2024:Music Description & Captioning
Contents
Task Description
The MIREX 2024 Music Captioning Task invites participants to develop models capable of generating accurate and descriptive captions for music clips. This task aims to push the boundaries of music understanding by advancing models that can interpret and describe musical content in natural language, thereby enhancing accessibility and comprehension of music.

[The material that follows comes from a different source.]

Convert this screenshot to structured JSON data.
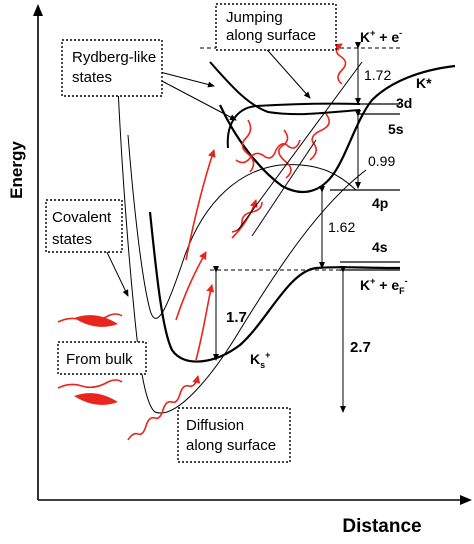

Participants are tasked with creating systems that generate captions for a collection of music clips from the MusicCaps dataset. The generated captions will be assessed using several evaluation metrics to gauge the effectiveness and performance of the models.
Dataset
Description
The MusicCaps dataset serves as the benchmark for this task. MusicCaps is a meticulously curated collection of music clips, each paired with detailed textual descriptions crafted by musicians. This dataset provides a robust foundation for training and evaluating music captioning models.

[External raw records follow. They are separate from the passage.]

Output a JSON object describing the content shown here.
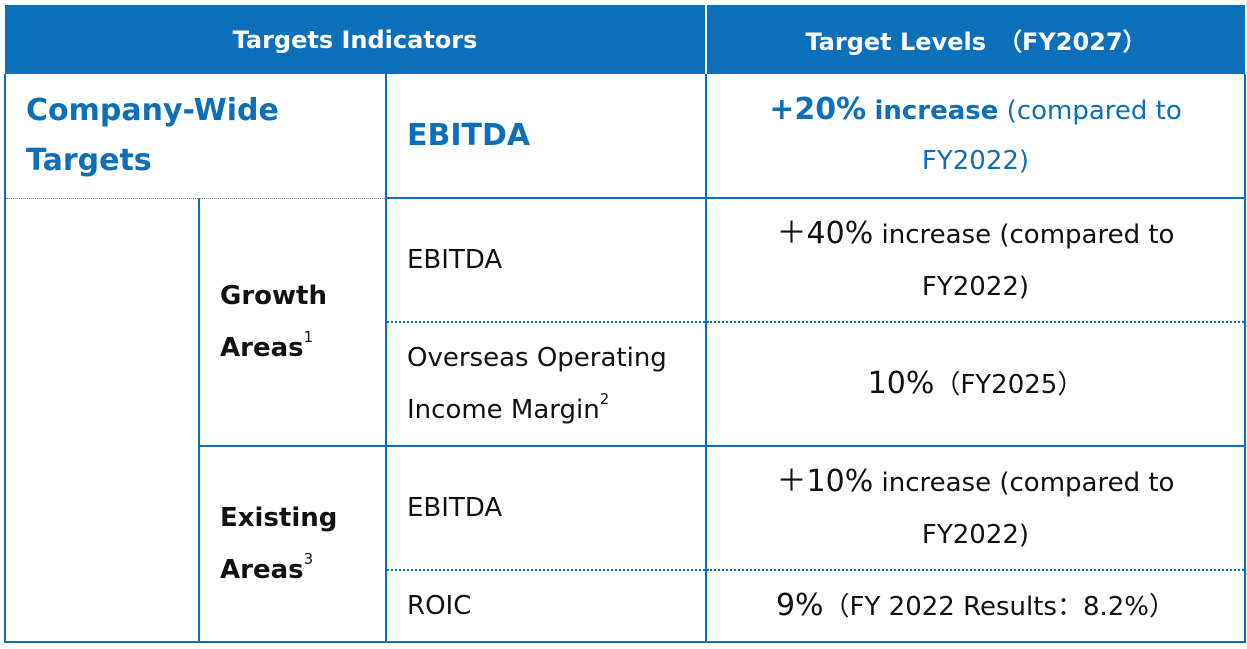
{
  "header": {
    "indicators_label": "Targets Indicators",
    "levels_label": "Target Levels　（FY2027）"
  },
  "company_wide": {
    "label_line1": "Company-Wide",
    "label_line2": "Targets",
    "indicator": "EBITDA",
    "value_number": "+20%",
    "value_increase": "increase",
    "value_compared_a": "(compared to",
    "value_compared_b": "FY2022)"
  },
  "growth_areas": {
    "label_line1": "Growth",
    "label_line2": "Areas",
    "footnote": "1",
    "rows": [
      {
        "indicator": "EBITDA",
        "value_number": "＋40%",
        "value_rest_a": "increase (compared to",
        "value_rest_b": "FY2022)"
      },
      {
        "indicator_line1": "Overseas Operating",
        "indicator_line2": "Income Margin",
        "indicator_footnote": "2",
        "value_number": "10%",
        "value_rest": "（FY2025）"
      }
    ]
  },
  "existing_areas": {
    "label_line1": "Existing",
    "label_line2": "Areas",
    "footnote": "3",
    "rows": [
      {
        "indicator": "EBITDA",
        "value_number": "＋10%",
        "value_rest_a": "increase (compared to",
        "value_rest_b": "FY2022)"
      },
      {
        "indicator": "ROIC",
        "value_number": "9%",
        "value_rest": "（FY 2022 Results：8.2%）"
      }
    ]
  },
  "colors": {
    "accent": "#0b6fba",
    "header_text": "#ffffff"
  }
}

MusicCaps comprises 5,521 music examples, each extracted as 10-second clips from the larger AudioSet dataset. The clips represent a wide array of genres and styles, ensuring a comprehensive representation of musical content. The dataset is annotated with an emphasis on capturing the intricate details of the audio through precise textual descriptions.
Description of Audio Files
- The audio clips in MusicCaps are carefully selected and processed to reflect a broad spectrum of musical experiences. Each clip is 10 seconds long and is sourced from AudioSet, providing a rich diversity of musical genres and styles.
Description of Text
- Each clip in the MusicCaps dataset is accompanied by a free-text caption written by professional musicians. These captions focus on describing the musical elements such as genre, instrumentation, mood, and other relevant characteristics. Importantly, the captions exclude metadata like artist names and concentrate solely on the auditory content.
Description of Split
- The MusicCaps dataset is divided into training and evaluation subsets. Participants must not use the evaluation split for training or validation purposes. This split is designed to ensure a fair and balanced assessment of the model's performance, with a diverse set of music clips and captions.
Baseline
LP-MusicCaps: Model Architecture
- LP-MusicCaps utilizes a cross-modal encoder-decoder transformer architecture, designed to generate high-quality captions for music clips. The encoder processes 10-second audio signals by converting them into log-mel spectrograms, which are then refined through convolutional layers with GELU activation to extract critical audio features. These features, combined with positional encoding, are further processed by transformer blocks that understand the sequence and context of the audio data.
- The decoder is responsible for generating text captions from these encoded audio features. It uses transformer blocks similar to those in the encoder, processes tokenized text, and employs multi-head attention to ensure that the generated captions are contextually relevant.
- A key feature of LP-MusicCaps is the augmentation with a large language model (LLM), which enhances the model's ability to generate sophisticated and contextually rich captions.
Metrics
- The evaluation of submitted systems will be based on multiple metrics, with ROUGE-L serving as the primary metric for determining the final ranking. The metrics include:
- ROUGE-L
- Measures the overlap of the longest common subsequence between the generated and reference captions, serving as the main determinant of the final ranking.
- BLEU (B1~B4)
- Evaluates n-gram precision, with B1 to B4 representing unigram to 4-gram matches.
- METEOR
- Incorporates precision, recall, and synonymy matching to improve alignment with human judgment.
- While each metric will contribute to a ranking, ROUGE-L will primarily determine the final standings.
Download
The dataset, including both the audio clips and their corresponding captions, will be made available for download. Participants will be provided with a link to access the dataset, which will be posted here.
Rules
- Participants are allowed to utilize external datasets and pre-trained models in developing their systems. However, the use of the MusicCaps evaluation split for training or validation is strictly prohibited, and any overlap with the evaluation data must be avoided.
Submission
- Submissions will be evaluated using CodaBench (https://www.codabench.org/) for automated assessment.
- Participants are required to submit the following:
- JSON file
- A JSON file containing the generated captions for the evaluation dataset.
- PDF file
- A PDF file detailing the system architecture, training process, and any external data or models used.
- Each participant or team may submit up to four versions of their system. The final ranking will be based on the metrics outlined above.